International career
- 2004–2007: Malaysia / 10 / (1)

= Ivan Yusoff =

Malaysian footballer

Mohd Ivan Bin Mohd Yusoff (born 13 May 1982) is a former Malaysian international footballer. He played as a midfielder for the Malaysia national team, Kuala Lumpur, Perlis, Sabah and Shahzan Muda.

==Club career==
Born in Kuala Lumpur, Malaysia, Ivan started his career with his hometown side Kuala Lumpur in 2003. In 2005, Ivan left Kuala Lumpur for Perlis side and helped his team to win their first Malaysia Super League title in 2005. He returned to Kuala Lumpur in 2006 and played for two seasons, before switching to PKNS FC in 2009.

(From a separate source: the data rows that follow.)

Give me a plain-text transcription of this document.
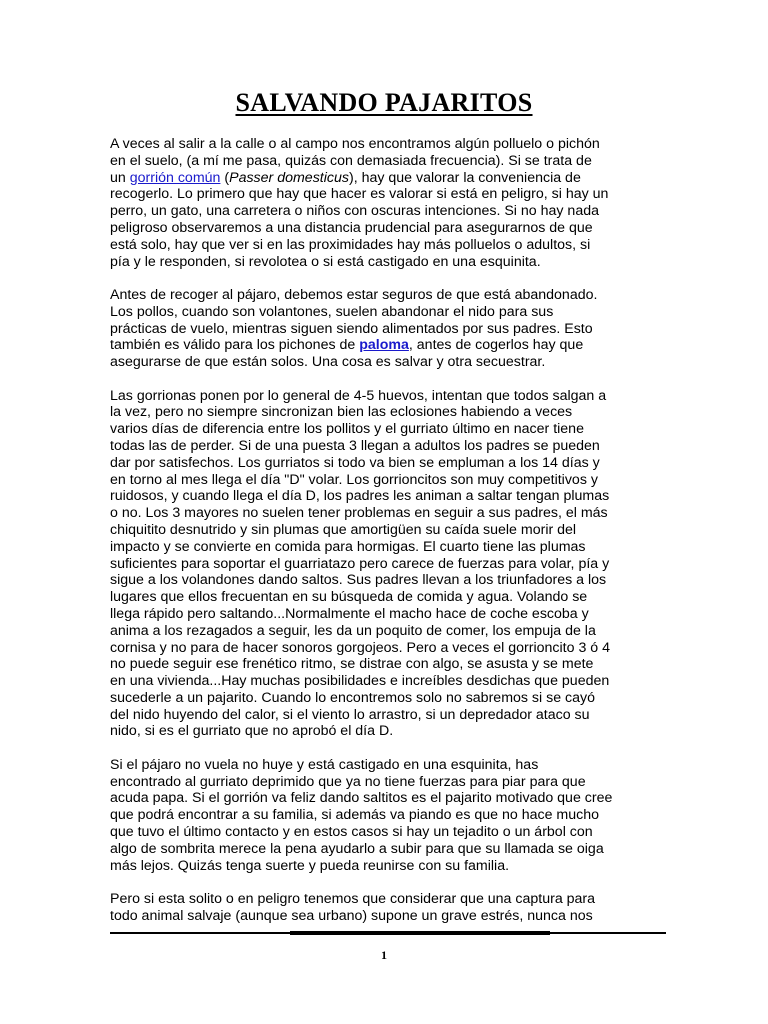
SALVANDO PAJARITOS

A veces al salir a la calle o al campo nos encontramos algún polluelo o pichón
en el suelo, (a mí me pasa, quizás con demasiada frecuencia). Si se trata de
un gorrión común (Passer domesticus), hay que valorar la conveniencia de
recogerlo. Lo primero que hay que hacer es valorar si está en peligro, si hay un
perro, un gato, una carretera o niños con oscuras intenciones. Si no hay nada
peligroso observaremos a una distancia prudencial para asegurarnos de que
está solo, hay que ver si en las proximidades hay más polluelos o adultos, si
pía y le responden, si revolotea o si está castigado en una esquinita.

Antes de recoger al pájaro, debemos estar seguros de que está abandonado.
Los pollos, cuando son volantones, suelen abandonar el nido para sus
prácticas de vuelo, mientras siguen siendo alimentados por sus padres. Esto
también es válido para los pichones de paloma, antes de cogerlos hay que
asegurarse de que están solos. Una cosa es salvar y otra secuestrar.

Las gorrionas ponen por lo general de 4-5 huevos, intentan que todos salgan a
la vez, pero no siempre sincronizan bien las eclosiones habiendo a veces
varios días de diferencia entre los pollitos y el gurriato último en nacer tiene
todas las de perder. Si de una puesta 3 llegan a adultos los padres se pueden
dar por satisfechos. Los gurriatos si todo va bien se empluman a los 14 días y
en torno al mes llega el día "D" volar. Los gorrioncitos son muy competitivos y
ruidosos, y cuando llega el día D, los padres les animan a saltar tengan plumas
o no. Los 3 mayores no suelen tener problemas en seguir a sus padres, el más
chiquitito desnutrido y sin plumas que amortigüen su caída suele morir del
impacto y se convierte en comida para hormigas. El cuarto tiene las plumas
suficientes para soportar el guarriatazo pero carece de fuerzas para volar, pía y
sigue a los volandones dando saltos. Sus padres llevan a los triunfadores a los
lugares que ellos frecuentan en su búsqueda de comida y agua. Volando se
llega rápido pero saltando...Normalmente el macho hace de coche escoba y
anima a los rezagados a seguir, les da un poquito de comer, los empuja de la
cornisa y no para de hacer sonoros gorgojeos. Pero a veces el gorrioncito 3 ó 4
no puede seguir ese frenético ritmo, se distrae con algo, se asusta y se mete
en una vivienda...Hay muchas posibilidades e increíbles desdichas que pueden
sucederle a un pajarito. Cuando lo encontremos solo no sabremos si se cayó
del nido huyendo del calor, si el viento lo arrastro, si un depredador ataco su
nido, si es el gurriato que no aprobó el día D.

Si el pájaro no vuela no huye y está castigado en una esquinita, has
encontrado al gurriato deprimido que ya no tiene fuerzas para piar para que
acuda papa. Si el gorrión va feliz dando saltitos es el pajarito motivado que cree
que podrá encontrar a su familia, si además va piando es que no hace mucho
que tuvo el último contacto y en estos casos si hay un tejadito o un árbol con
algo de sombrita merece la pena ayudarlo a subir para que su llamada se oiga
más lejos. Quizás tenga suerte y pueda reunirse con su familia.

Pero si esta solito o en peligro tenemos que considerar que una captura para
todo animal salvaje (aunque sea urbano) supone un grave estrés, nunca nos

1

He played with Malaysia FAM Cup outfit Shahzan Muda FC for the 2011 season.

==International career==
Ivan made his international debut during a 2006 FIFA World Cup qualification (AFC) match against Hong Kong on 13 October 2008. He also represented Malaysia in the 2004 Tiger Cup mostly appearing as a substitute.

His first international goals came in the match against Cambodia as Malaysia thrashed Cambodia 6–0. He was also included in the squad for the 2007 AFC Asian Cup and played only one match, against Uzbekistan.